Merge pull request kubernetes#2041 from mrunalp/cri_beta

k8s-ci-robot · web-flow · commit 09548f5aefda · 2020-10-02T12:32:47.000-07:00
KEP 2040: Kubelet CRI support
diff --git a/keps/sig-node/2040-kubelet-cri/README.md b/keps/sig-node/2040-kubelet-cri/README.md
@@ -0,0 +1,270 @@
+
+# Kubelet CRI support
+
+<!-- toc -->
+- [Release Signoff Checklist](#release-signoff-checklist)
+- [Summary](#summary)
+- [Motivation](#motivation)
+  - [Goals](#goals)
+  - [Non-Goals](#non-goals)
+- [Proposal](#proposal)
+  - [Risks and Mitigations](#risks-and-mitigations)
+- [Design Details](#design-details)
+  - [Identified Work Items](#identified-work-items)

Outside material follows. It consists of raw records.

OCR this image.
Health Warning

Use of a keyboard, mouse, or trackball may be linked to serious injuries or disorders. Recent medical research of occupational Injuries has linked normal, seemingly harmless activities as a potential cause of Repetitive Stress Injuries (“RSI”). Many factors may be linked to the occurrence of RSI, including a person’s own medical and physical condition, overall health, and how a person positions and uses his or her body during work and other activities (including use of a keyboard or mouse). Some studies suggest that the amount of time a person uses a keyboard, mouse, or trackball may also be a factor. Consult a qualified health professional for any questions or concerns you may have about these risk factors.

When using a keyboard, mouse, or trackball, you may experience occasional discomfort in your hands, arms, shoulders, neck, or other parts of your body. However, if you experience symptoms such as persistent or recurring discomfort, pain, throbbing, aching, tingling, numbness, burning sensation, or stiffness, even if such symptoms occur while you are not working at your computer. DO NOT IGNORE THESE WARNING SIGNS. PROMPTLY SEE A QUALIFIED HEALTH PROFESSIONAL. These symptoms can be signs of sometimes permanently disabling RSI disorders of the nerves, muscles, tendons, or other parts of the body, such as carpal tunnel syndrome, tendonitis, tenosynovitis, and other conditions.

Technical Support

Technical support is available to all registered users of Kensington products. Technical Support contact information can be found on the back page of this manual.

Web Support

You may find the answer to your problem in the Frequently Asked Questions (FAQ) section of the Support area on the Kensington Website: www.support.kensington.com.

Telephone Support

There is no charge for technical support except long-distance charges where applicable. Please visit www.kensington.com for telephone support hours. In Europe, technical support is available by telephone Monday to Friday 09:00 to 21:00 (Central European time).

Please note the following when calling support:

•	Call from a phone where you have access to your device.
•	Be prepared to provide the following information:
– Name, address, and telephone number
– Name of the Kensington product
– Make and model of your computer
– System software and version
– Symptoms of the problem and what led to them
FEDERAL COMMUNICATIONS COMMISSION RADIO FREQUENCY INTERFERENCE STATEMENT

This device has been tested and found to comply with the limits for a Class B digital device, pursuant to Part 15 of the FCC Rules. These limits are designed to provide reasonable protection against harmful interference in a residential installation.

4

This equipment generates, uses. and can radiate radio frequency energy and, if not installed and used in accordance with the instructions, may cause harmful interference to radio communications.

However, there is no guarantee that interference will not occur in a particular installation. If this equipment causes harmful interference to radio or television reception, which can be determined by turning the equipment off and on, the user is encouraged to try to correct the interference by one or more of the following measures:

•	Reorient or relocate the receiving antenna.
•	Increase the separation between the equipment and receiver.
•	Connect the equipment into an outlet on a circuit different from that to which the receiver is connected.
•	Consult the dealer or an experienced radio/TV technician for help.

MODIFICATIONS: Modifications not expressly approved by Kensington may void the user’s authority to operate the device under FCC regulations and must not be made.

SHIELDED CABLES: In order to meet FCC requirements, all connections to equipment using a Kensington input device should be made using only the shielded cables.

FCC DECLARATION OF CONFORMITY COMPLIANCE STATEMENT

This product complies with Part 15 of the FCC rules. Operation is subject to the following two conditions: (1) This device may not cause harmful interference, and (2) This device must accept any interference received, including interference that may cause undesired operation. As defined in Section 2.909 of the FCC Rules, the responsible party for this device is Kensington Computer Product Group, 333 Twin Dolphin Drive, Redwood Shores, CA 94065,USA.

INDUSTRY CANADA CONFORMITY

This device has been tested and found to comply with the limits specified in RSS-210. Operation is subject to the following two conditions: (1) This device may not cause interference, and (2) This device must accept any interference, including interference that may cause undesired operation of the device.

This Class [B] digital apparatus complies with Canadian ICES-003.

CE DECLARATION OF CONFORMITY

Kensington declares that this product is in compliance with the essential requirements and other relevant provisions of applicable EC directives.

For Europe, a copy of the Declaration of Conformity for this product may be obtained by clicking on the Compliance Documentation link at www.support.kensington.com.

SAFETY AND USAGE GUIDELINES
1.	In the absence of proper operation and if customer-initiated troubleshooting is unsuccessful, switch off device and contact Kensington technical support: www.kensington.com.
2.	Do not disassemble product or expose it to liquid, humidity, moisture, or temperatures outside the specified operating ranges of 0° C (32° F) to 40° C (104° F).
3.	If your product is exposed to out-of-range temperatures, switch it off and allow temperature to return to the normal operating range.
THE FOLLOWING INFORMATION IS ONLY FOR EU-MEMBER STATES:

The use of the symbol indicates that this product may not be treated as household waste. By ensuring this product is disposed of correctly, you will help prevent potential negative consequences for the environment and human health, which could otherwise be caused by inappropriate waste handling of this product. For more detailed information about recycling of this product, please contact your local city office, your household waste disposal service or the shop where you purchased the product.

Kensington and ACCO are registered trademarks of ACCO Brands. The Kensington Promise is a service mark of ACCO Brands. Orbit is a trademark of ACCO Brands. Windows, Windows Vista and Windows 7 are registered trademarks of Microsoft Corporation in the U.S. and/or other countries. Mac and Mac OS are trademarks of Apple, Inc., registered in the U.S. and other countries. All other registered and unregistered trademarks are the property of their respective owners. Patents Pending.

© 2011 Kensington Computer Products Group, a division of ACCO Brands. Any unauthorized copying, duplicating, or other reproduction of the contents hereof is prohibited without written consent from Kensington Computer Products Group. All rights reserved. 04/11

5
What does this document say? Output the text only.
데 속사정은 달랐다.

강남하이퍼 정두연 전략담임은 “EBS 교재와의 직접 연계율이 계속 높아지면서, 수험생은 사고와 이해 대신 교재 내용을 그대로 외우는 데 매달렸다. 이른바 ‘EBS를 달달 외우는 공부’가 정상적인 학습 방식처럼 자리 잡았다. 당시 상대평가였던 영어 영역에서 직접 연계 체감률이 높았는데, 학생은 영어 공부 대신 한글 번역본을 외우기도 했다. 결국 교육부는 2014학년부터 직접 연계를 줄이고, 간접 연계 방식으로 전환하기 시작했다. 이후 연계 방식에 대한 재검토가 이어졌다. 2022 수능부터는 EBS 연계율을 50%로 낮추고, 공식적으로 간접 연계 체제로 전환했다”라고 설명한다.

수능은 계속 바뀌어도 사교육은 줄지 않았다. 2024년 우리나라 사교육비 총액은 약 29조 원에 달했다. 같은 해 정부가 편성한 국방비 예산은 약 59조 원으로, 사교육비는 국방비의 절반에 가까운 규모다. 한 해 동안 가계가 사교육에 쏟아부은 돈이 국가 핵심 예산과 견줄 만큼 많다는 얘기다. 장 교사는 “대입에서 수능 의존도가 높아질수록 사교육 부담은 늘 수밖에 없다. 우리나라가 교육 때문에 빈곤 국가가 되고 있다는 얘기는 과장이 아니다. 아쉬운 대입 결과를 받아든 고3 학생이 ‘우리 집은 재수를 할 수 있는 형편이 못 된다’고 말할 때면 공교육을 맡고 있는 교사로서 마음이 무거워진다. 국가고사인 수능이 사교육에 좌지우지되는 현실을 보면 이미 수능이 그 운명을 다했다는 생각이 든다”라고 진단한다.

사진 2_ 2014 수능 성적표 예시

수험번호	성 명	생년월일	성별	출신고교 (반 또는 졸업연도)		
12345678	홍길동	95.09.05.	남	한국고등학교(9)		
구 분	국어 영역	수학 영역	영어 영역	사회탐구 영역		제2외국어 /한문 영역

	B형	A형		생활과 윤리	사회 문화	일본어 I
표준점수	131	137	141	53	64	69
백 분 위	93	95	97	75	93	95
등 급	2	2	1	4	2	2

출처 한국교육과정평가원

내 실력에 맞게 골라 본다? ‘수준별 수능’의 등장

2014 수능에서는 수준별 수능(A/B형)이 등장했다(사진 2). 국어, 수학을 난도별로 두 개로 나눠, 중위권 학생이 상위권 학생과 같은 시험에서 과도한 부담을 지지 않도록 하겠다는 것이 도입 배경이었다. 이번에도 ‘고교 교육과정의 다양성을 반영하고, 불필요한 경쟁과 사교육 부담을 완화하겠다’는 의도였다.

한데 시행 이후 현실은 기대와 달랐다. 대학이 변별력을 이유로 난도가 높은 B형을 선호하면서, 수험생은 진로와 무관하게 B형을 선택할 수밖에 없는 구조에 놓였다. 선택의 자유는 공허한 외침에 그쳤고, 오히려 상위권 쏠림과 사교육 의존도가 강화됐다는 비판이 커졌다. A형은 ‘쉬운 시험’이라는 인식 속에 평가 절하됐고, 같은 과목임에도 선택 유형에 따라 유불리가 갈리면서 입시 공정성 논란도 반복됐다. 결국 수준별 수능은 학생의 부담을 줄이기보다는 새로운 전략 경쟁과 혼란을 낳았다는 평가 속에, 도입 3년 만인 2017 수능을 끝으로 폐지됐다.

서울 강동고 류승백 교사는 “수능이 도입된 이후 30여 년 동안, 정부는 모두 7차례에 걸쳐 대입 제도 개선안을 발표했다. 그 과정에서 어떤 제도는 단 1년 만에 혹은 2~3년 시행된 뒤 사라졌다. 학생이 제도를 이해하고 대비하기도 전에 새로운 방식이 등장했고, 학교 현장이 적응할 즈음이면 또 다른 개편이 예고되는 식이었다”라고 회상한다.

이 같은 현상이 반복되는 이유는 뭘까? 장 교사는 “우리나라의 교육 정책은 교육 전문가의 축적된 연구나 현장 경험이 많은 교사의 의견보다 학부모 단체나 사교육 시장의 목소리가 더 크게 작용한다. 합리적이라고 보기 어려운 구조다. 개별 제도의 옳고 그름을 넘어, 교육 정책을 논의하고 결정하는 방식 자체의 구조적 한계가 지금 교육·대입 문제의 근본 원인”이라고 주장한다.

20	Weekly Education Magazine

+    - [Changes from v1alpha2 to v1beta1](#changes-from-v1alpha2-to-v1beta1)
+    - [Clean Up](#clean-up)
+  - [Test Plan](#test-plan)
+  - [Graduation Criteria](#graduation-criteria)
+    - [Alpha -&gt; Beta Graduation](#alpha---beta-graduation)
+    - [Beta -&gt; GA Graduation](#beta---ga-graduation)
+  - [Upgrade / Downgrade Strategy](#upgrade--downgrade-strategy)
+  - [Version Skew Strategy](#version-skew-strategy)
+- [Production Readiness Review Questionnaire](#production-readiness-review-questionnaire)
+  - [Feature Enablement and Rollback](#feature-enablement-and-rollback)
+  - [Rollout, Upgrade and Rollback Planning](#rollout-upgrade-and-rollback-planning)
+  - [Monitoring Requirements](#monitoring-requirements)
+  - [Dependencies](#dependencies)
+  - [Scalability](#scalability)
+  - [Troubleshooting](#troubleshooting)
+- [Implementation History](#implementation-history)
+<!-- /toc -->
+
+## Release Signoff Checklist
+Items marked with (R) are required *prior to targeting to a milestone / release*.
+
+- [x] (R) Enhancement issue in release milestone, which links to KEP dir in [kubernetes/enhancements] (not the initial KEP PR)
+- [x] (R) KEP approvers have approved the KEP status as `implementable`
+- [x] (R) Design details are appropriately documented
+- [x] (R) Test plan is in place, giving consideration to SIG Architecture and SIG Testing input
+- [x] (R) Graduation criteria is in place
+- [x] (R) Production readiness review completed
+- [ ] Production readiness review approved
+- [ ] "Implementation History" section is up-to-date for milestone
+- [ ] User-facing documentation has been created in [kubernetes/website], for publication to [kubernetes.io]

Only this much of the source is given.